New York Marijuana Legalization – Now What?
On March 31, 2021, Governor Andrew Cuomo signed legislation that legalized the recreational use of marijuana in New York State. Now that marijuana is legalized, it will change the way the criminal justice system approaches prosecution, it will create new avenues for New York’s entrepreneurs, and develop a system to facilitate licensing with social equity in mind.
So, are New Yorkers able to possess marijuana now?
The medicinal use of marijuana was already legal in New York. But now all New Yorkers over the age of 21 can carry up to three (3) ounces of marijuana, and keep up to five (5) pounds of it in their home for personal, recreational use. New Yorkers will also be able to grow their own marijuana at home, but not until the state begins to issue retail licenses as further described below.
Does that mean I can start using marijuana recreationally today?
It gets a bit complicated because although New York has legalized the recreational use of marijuana, the state has not yet begun issuing licenses for the purchase of marijuana through dispensaries – so marijuana that New Yorkers currently possess was technically purchased illegally. However, New Yorkers are allowed to smoke marijuana wherever they are allowed to smoke tobacco. That excludes smoking within 500 feet of a school.
What about New Yorkers with previous marijuana convictions?
As part of New York’s justification for legalizing the use of recreational marijuana, the state acknowledged the disproportionate differences between how minority communities and others were impacted by the criminal prosecution of marijuana-related offenses. For that reason, New Yorkers who were convicted of marijuana-related offenses that are no longer criminally prosecuted will have their records expunged.
The law will allow for several social justice initiatives, including allowing formerly incarcerated individuals to have a seat at the table, so-to-speak, through positions on the advisory board.
Can I get involved in the marijuana business?
Not yet – but soon. The law created the Office of Cannabis Management (“OCM”) which is tasked with issuing regulations to govern and regulate the industry in New York. This will take time and some suspect that New Yorkers won’t be able to obtain a license for at least one (1) year from now, or possibly longer. It also depends on whether your municipality will “opt into” allowing dispensaries. Even if your municipality “opts out” of allowing marijuana businesses, it won’t prevent New Yorkers from recreationally using marijuana there.
But, that doesn’t mean New Yorkers shouldn’t be gearing up for the countless business opportunities that will be available to them once licenses are issued. Before the state begins issuing licenses, New Yorkers can start doing some preparation work to secure their business – locking down a website domain name for your business-to-be, for instance, can go a long way.

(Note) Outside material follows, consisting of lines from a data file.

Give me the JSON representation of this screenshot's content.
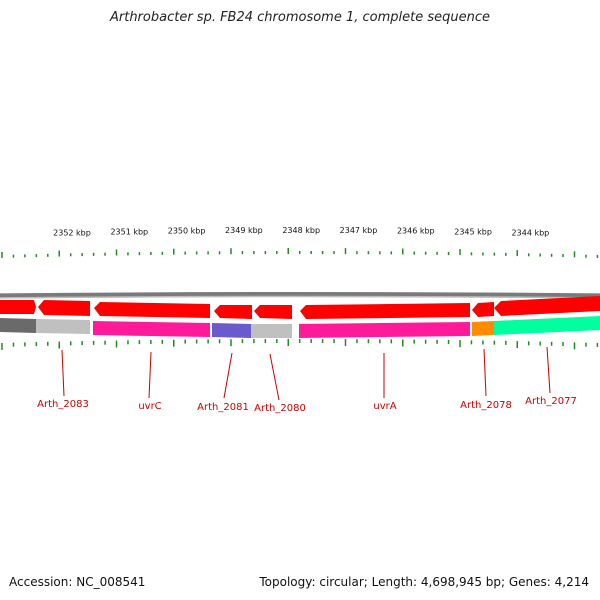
{
  "title": "Arthrobacter sp. FB24 chromosome 1, complete sequence",
  "footer": {
    "accession": "Accession: NC_008541",
    "summary": "Topology: circular; Length: 4,698,945 bp; Genes: 4,214"
  },
  "scale_labels": [
    "2352 kbp",
    "2351 kbp",
    "2350 kbp",
    "2349 kbp",
    "2348 kbp",
    "2347 kbp",
    "2346 kbp",
    "2345 kbp",
    "2344 kbp"
  ],
  "genes": [
    {
      "label": "Arth_2083",
      "color": "#c0c0c0"
    },
    {
      "label": "uvrC",
      "color": "#ff1a9a"
    },
    {
      "label": "Arth_2081",
      "color": "#6a5acd"
    },
    {
      "label": "Arth_2080",
      "color": "#c0c0c0"
    },
    {
      "label": "uvrA",
      "color": "#ff1a9a"
    },
    {
      "label": "Arth_2078",
      "color": "#ff8c00"
    },
    {
      "label": "Arth_2077",
      "color": "#00ff9f"
    }
  ],
  "colors": {
    "backbone": "#888888",
    "cds_arrow": "#ff0000",
    "ticks": "#228b22",
    "labels": "#cc0000"
  }
}
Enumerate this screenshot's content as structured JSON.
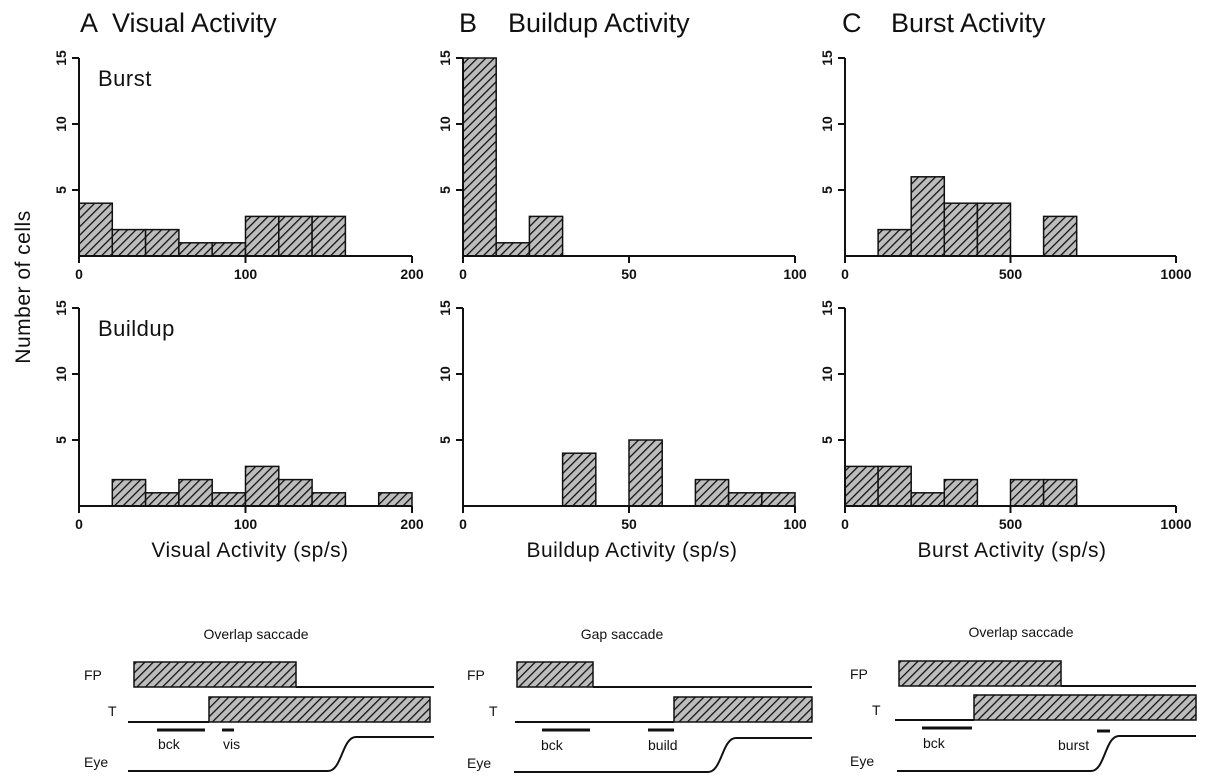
{
  "columns": [
    {
      "letter": "A",
      "title": "Visual Activity"
    },
    {
      "letter": "B",
      "title": "Buildup Activity"
    },
    {
      "letter": "C",
      "title": "Burst Activity"
    }
  ],
  "ylabel": "Number of cells",
  "chart_data": [
    {
      "type": "bar",
      "column": "A",
      "row_label": "Burst",
      "xlabel": "",
      "xlim": [
        0,
        200
      ],
      "ylim": [
        0,
        15
      ],
      "xticks": [
        0,
        100,
        200
      ],
      "yticks": [
        5,
        10,
        15
      ],
      "bin_width": 20,
      "bins": [
        0,
        20,
        40,
        60,
        80,
        100,
        120,
        140,
        160,
        180
      ],
      "values": [
        4,
        2,
        2,
        1,
        1,
        3,
        3,
        3,
        0,
        0
      ],
      "colors": {
        "fill": "#555555",
        "hatch": "#111111"
      }
    },
    {
      "type": "bar",
      "column": "B",
      "row_label": "",
      "xlabel": "",
      "xlim": [
        0,
        100
      ],
      "ylim": [
        0,
        15
      ],
      "xticks": [
        0,
        50,
        100
      ],
      "yticks": [
        5,
        10,
        15
      ],
      "bin_width": 10,
      "bins": [
        0,
        10,
        20,
        30,
        40,
        50,
        60,
        70,
        80,
        90
      ],
      "values": [
        15,
        1,
        3,
        0,
        0,
        0,
        0,
        0,
        0,
        0
      ]
    },
    {
      "type": "bar",
      "column": "C",
      "row_label": "",
      "xlabel": "",
      "xlim": [
        0,
        1000
      ],
      "ylim": [
        0,
        15
      ],
      "xticks": [
        0,
        500,
        1000
      ],
      "yticks": [
        5,
        10,
        15
      ],
      "bin_width": 100,
      "bins": [
        0,
        100,
        200,
        300,
        400,
        500,
        600,
        700,
        800,
        900
      ],
      "values": [
        0,
        2,
        6,
        4,
        4,
        0,
        3,
        0,
        0,
        0
      ]
    },
    {
      "type": "bar",
      "column": "A",
      "row_label": "Buildup",
      "xlabel": "Visual Activity (sp/s)",
      "xlim": [
        0,
        200
      ],
      "ylim": [
        0,
        15
      ],
      "xticks": [
        0,
        100,
        200
      ],
      "yticks": [
        5,
        10,
        15
      ],
      "bin_width": 20,
      "bins": [
        0,
        20,
        40,
        60,
        80,
        100,
        120,
        140,
        160,
        180
      ],
      "values": [
        0,
        2,
        1,
        2,
        1,
        3,
        2,
        1,
        0,
        1
      ]
    },
    {
      "type": "bar",
      "column": "B",
      "row_label": "",
      "xlabel": "Buildup Activity (sp/s)",
      "xlim": [
        0,
        100
      ],
      "ylim": [
        0,
        15
      ],
      "xticks": [
        0,
        50,
        100
      ],
      "yticks": [
        5,
        10,
        15
      ],
      "bin_width": 10,
      "bins": [
        0,
        10,
        20,
        30,
        40,
        50,
        60,
        70,
        80,
        90
      ],
      "values": [
        0,
        0,
        0,
        4,
        0,
        5,
        0,
        2,
        1,
        1
      ]
    },
    {
      "type": "bar",
      "column": "C",
      "row_label": "",
      "xlabel": "Burst Activity (sp/s)",
      "xlim": [
        0,
        1000
      ],
      "ylim": [
        0,
        15
      ],
      "xticks": [
        0,
        500,
        1000
      ],
      "yticks": [
        5,
        10,
        15
      ],
      "bin_width": 100,
      "bins": [
        0,
        100,
        200,
        300,
        400,
        500,
        600,
        700,
        800,
        900
      ],
      "values": [
        3,
        3,
        1,
        2,
        0,
        2,
        2,
        0,
        0,
        0
      ]
    }
  ],
  "diagrams": [
    {
      "title": "Overlap saccade",
      "fp": "FP",
      "t": "T",
      "eye": "Eye",
      "window1": "bck",
      "window2": "vis"
    },
    {
      "title": "Gap saccade",
      "fp": "FP",
      "t": "T",
      "eye": "Eye",
      "window1": "bck",
      "window2": "build"
    },
    {
      "title": "Overlap saccade",
      "fp": "FP",
      "t": "T",
      "eye": "Eye",
      "window1": "bck",
      "window2": "burst"
    }
  ]
}
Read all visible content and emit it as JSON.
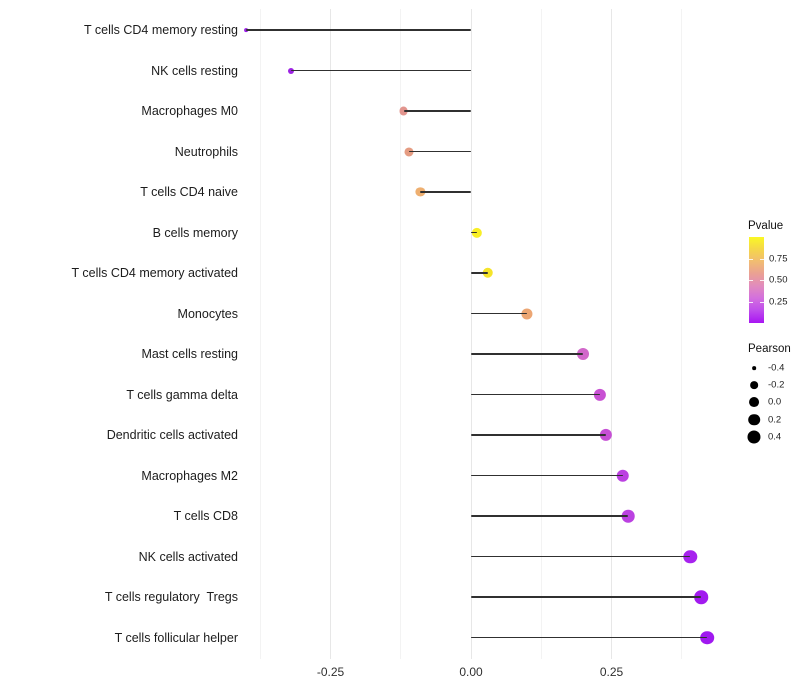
{
  "chart_data": {
    "type": "lollipop",
    "orientation": "horizontal",
    "xlabel": "",
    "ylabel": "",
    "grid": "vertical-only",
    "x_axis": {
      "tick_labels": [
        "-0.25",
        "0.00",
        "0.25"
      ],
      "tick_values": [
        -0.25,
        0.0,
        0.25
      ],
      "minor_grid_values": [
        -0.375,
        -0.125,
        0.125,
        0.375
      ],
      "xlim": [
        -0.42,
        0.46
      ]
    },
    "categories": [
      "T cells CD4 memory resting",
      "NK cells resting",
      "Macrophages M0",
      "Neutrophils",
      "T cells CD4 naive",
      "B cells memory",
      "T cells CD4 memory activated",
      "Monocytes",
      "Mast cells resting",
      "T cells gamma delta",
      "Dendritic cells activated",
      "Macrophages M2",
      "T cells CD8",
      "NK cells activated",
      "T cells regulatory  Tregs",
      "T cells follicular helper"
    ],
    "series": [
      {
        "name": "Pearson",
        "values": [
          -0.4,
          -0.32,
          -0.12,
          -0.11,
          -0.09,
          0.01,
          0.03,
          0.1,
          0.2,
          0.23,
          0.24,
          0.27,
          0.28,
          0.39,
          0.41,
          0.42
        ]
      }
    ],
    "point_colors": [
      "#9B1FE8",
      "#9D23E3",
      "#E2958E",
      "#E59C82",
      "#EEAF70",
      "#F8EE26",
      "#F5E42A",
      "#ECA673",
      "#D167CA",
      "#C851D3",
      "#C64FD5",
      "#BB41E1",
      "#BB41E1",
      "#A723EE",
      "#A21BEF",
      "#A019F0"
    ],
    "stem_color": "#303030",
    "legend_pvalue": {
      "title": "Pvalue",
      "tick_labels": [
        "0.75",
        "0.50",
        "0.25"
      ],
      "tick_values": [
        0.75,
        0.5,
        0.25
      ],
      "bar_range": [
        0,
        1
      ],
      "gradient_top_to_bottom": [
        "#FAF824",
        "#F5D64A",
        "#F1BC72",
        "#EAA094",
        "#E18BBE",
        "#D36FDE",
        "#BE4BEC",
        "#A815F2"
      ]
    },
    "legend_pearson": {
      "title": "Pearson",
      "entry_labels": [
        "-0.4",
        "-0.2",
        "0.0",
        "0.2",
        "0.4"
      ],
      "entry_values": [
        -0.4,
        -0.2,
        0.0,
        0.2,
        0.4
      ],
      "key_color": "#000000"
    }
  }
}
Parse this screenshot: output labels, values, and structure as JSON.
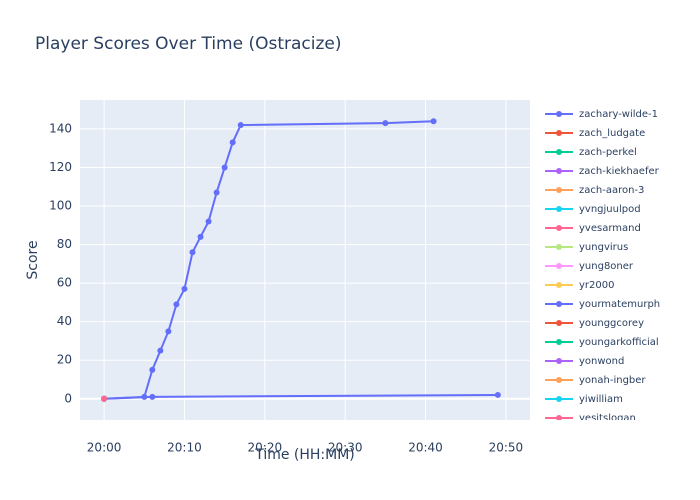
{
  "chart_data": {
    "type": "line",
    "title": "Player Scores Over Time (Ostracize)",
    "x_label": "Time (HH:MM)",
    "y_label": "Score",
    "xlim": [
      "19:57",
      "20:53"
    ],
    "xticks": [
      "20:00",
      "20:10",
      "20:20",
      "20:30",
      "20:40",
      "20:50"
    ],
    "ylim": [
      -11,
      155
    ],
    "yticks": [
      0,
      20,
      40,
      60,
      80,
      100,
      120,
      140
    ],
    "grid": true,
    "legend": "right",
    "series": [
      {
        "name": "zachary-wilde-1",
        "color": "#636efa",
        "x": [
          "20:00",
          "20:05",
          "20:06",
          "20:07",
          "20:08",
          "20:09",
          "20:10",
          "20:11",
          "20:12",
          "20:13",
          "20:14",
          "20:15",
          "20:16",
          "20:17",
          "20:35",
          "20:41"
        ],
        "values": [
          0,
          1,
          15,
          25,
          35,
          49,
          57,
          76,
          84,
          92,
          107,
          120,
          133,
          142,
          143,
          144
        ]
      },
      {
        "name": "zach_ludgate",
        "color": "#EF553B",
        "x": [
          "20:00"
        ],
        "values": [
          0
        ]
      },
      {
        "name": "zach-perkel",
        "color": "#00cc96",
        "x": [
          "20:00"
        ],
        "values": [
          0
        ]
      },
      {
        "name": "zach-kiekhaefer",
        "color": "#ab63fa",
        "x": [
          "20:00"
        ],
        "values": [
          0
        ]
      },
      {
        "name": "zach-aaron-3",
        "color": "#FFA15A",
        "x": [
          "20:00"
        ],
        "values": [
          0
        ]
      },
      {
        "name": "yvngjuulpod",
        "color": "#19d3f3",
        "x": [
          "20:00"
        ],
        "values": [
          0
        ]
      },
      {
        "name": "yvesarmand",
        "color": "#FF6692",
        "x": [
          "20:00"
        ],
        "values": [
          0
        ]
      },
      {
        "name": "yungvirus",
        "color": "#B6E880",
        "x": [
          "20:00"
        ],
        "values": [
          0
        ]
      },
      {
        "name": "yung8oner",
        "color": "#FF97FF",
        "x": [
          "20:00"
        ],
        "values": [
          0
        ]
      },
      {
        "name": "yr2000",
        "color": "#FECB52",
        "x": [
          "20:00"
        ],
        "values": [
          0
        ]
      },
      {
        "name": "yourmatemurph",
        "color": "#636efa",
        "x": [
          "20:00",
          "20:06",
          "20:49"
        ],
        "values": [
          0,
          1,
          2
        ]
      },
      {
        "name": "younggcorey",
        "color": "#EF553B",
        "x": [
          "20:00"
        ],
        "values": [
          0
        ]
      },
      {
        "name": "youngarkofficial",
        "color": "#00cc96",
        "x": [
          "20:00"
        ],
        "values": [
          0
        ]
      },
      {
        "name": "yonwond",
        "color": "#ab63fa",
        "x": [
          "20:00"
        ],
        "values": [
          0
        ]
      },
      {
        "name": "yonah-ingber",
        "color": "#FFA15A",
        "x": [
          "20:00"
        ],
        "values": [
          0
        ]
      },
      {
        "name": "yiwilliam",
        "color": "#19d3f3",
        "x": [
          "20:00"
        ],
        "values": [
          0
        ]
      },
      {
        "name": "yesitslogan",
        "color": "#FF6692",
        "x": [
          "20:00"
        ],
        "values": [
          0
        ]
      }
    ]
  }
}
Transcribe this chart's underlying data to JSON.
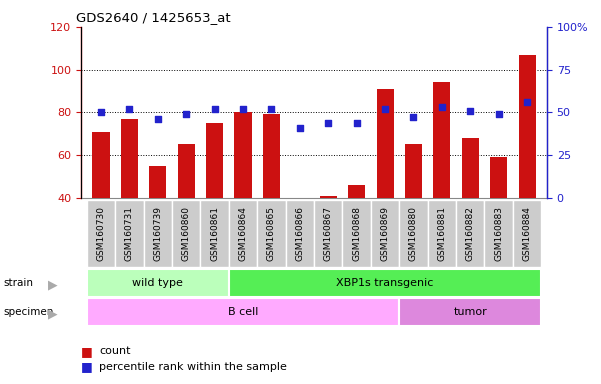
{
  "title": "GDS2640 / 1425653_at",
  "samples": [
    "GSM160730",
    "GSM160731",
    "GSM160739",
    "GSM160860",
    "GSM160861",
    "GSM160864",
    "GSM160865",
    "GSM160866",
    "GSM160867",
    "GSM160868",
    "GSM160869",
    "GSM160880",
    "GSM160881",
    "GSM160882",
    "GSM160883",
    "GSM160884"
  ],
  "counts": [
    71,
    77,
    55,
    65,
    75,
    80,
    79,
    40,
    41,
    46,
    91,
    65,
    94,
    68,
    59,
    107
  ],
  "percentiles": [
    50,
    52,
    46,
    49,
    52,
    52,
    52,
    41,
    44,
    44,
    52,
    47,
    53,
    51,
    49,
    56
  ],
  "ylim_left": [
    40,
    120
  ],
  "ylim_right": [
    0,
    100
  ],
  "yticks_left": [
    40,
    60,
    80,
    100,
    120
  ],
  "yticks_right": [
    0,
    25,
    50,
    75,
    100
  ],
  "bar_color": "#cc1111",
  "dot_color": "#2222cc",
  "strain_groups": [
    {
      "label": "wild type",
      "start": 0,
      "end": 5
    },
    {
      "label": "XBP1s transgenic",
      "start": 5,
      "end": 16
    }
  ],
  "specimen_groups": [
    {
      "label": "B cell",
      "start": 0,
      "end": 11
    },
    {
      "label": "tumor",
      "start": 11,
      "end": 16
    }
  ],
  "strain_colors": [
    "#bbffbb",
    "#55ee55"
  ],
  "specimen_colors": [
    "#ffaaff",
    "#dd88dd"
  ],
  "legend_count_label": "count",
  "legend_pct_label": "percentile rank within the sample",
  "tick_bg_color": "#cccccc",
  "bar_width": 0.6
}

Which licenses will I be able to obtain?
It depends on what you are hoping to accomplish. “Retail licenses” are those allowing New Yorkers to start their own dispensaries – like those that have become massively popular in Colorado. “Cultivator licenses” will allow New Yorkers to grow, plant, and harvest marijuana for sale to other licensed processors in New York. But as we detailed in a previous post, there are some restrictions. For one, New Yorkers who obtain a cultivator license won’t also be able to get a retail license.
Once these details are ironed out by OCM, New Yorkers can start envisioning a state where marijuana is readily available through delivery, dispensaries, and marijuana lounges. Those, too, will come with some restrictions, as New Yorkers possessing a license for on-site consumption will not be allowed to obtain a license for a dispensary or cultivator license. Essentially, the state is trying to give as many New Yorkers the opportunity to become involved in the cannabis industry as possible – but will prioritize consideration of applications to members of the community who have historically been underserved and impacted “by the enforcement of cannabis prohibition,” as stated in the Marijuana Regulation and Taxation Act.
The law aims to give at least one-half of the issued licenses to members of those communities – those who operate minority and women-owned businesses, distressed farmers and service-disabled veterans. It is still too early in the process to determine which residents qualify, as OCM has not released guidance regarding the same. New York residents who were once convicted of marijuana crimes will be able to obtain licenses as a part of the law’s social equity goals.
Will marijuana products be taxed?
Marijuana products will have a 13% sales tax in New York State, which is slightly lower than Colorado with a sales tax of 15%. Nine percent (9%) of the tax will go to the state, while 4% will go to the local municipality.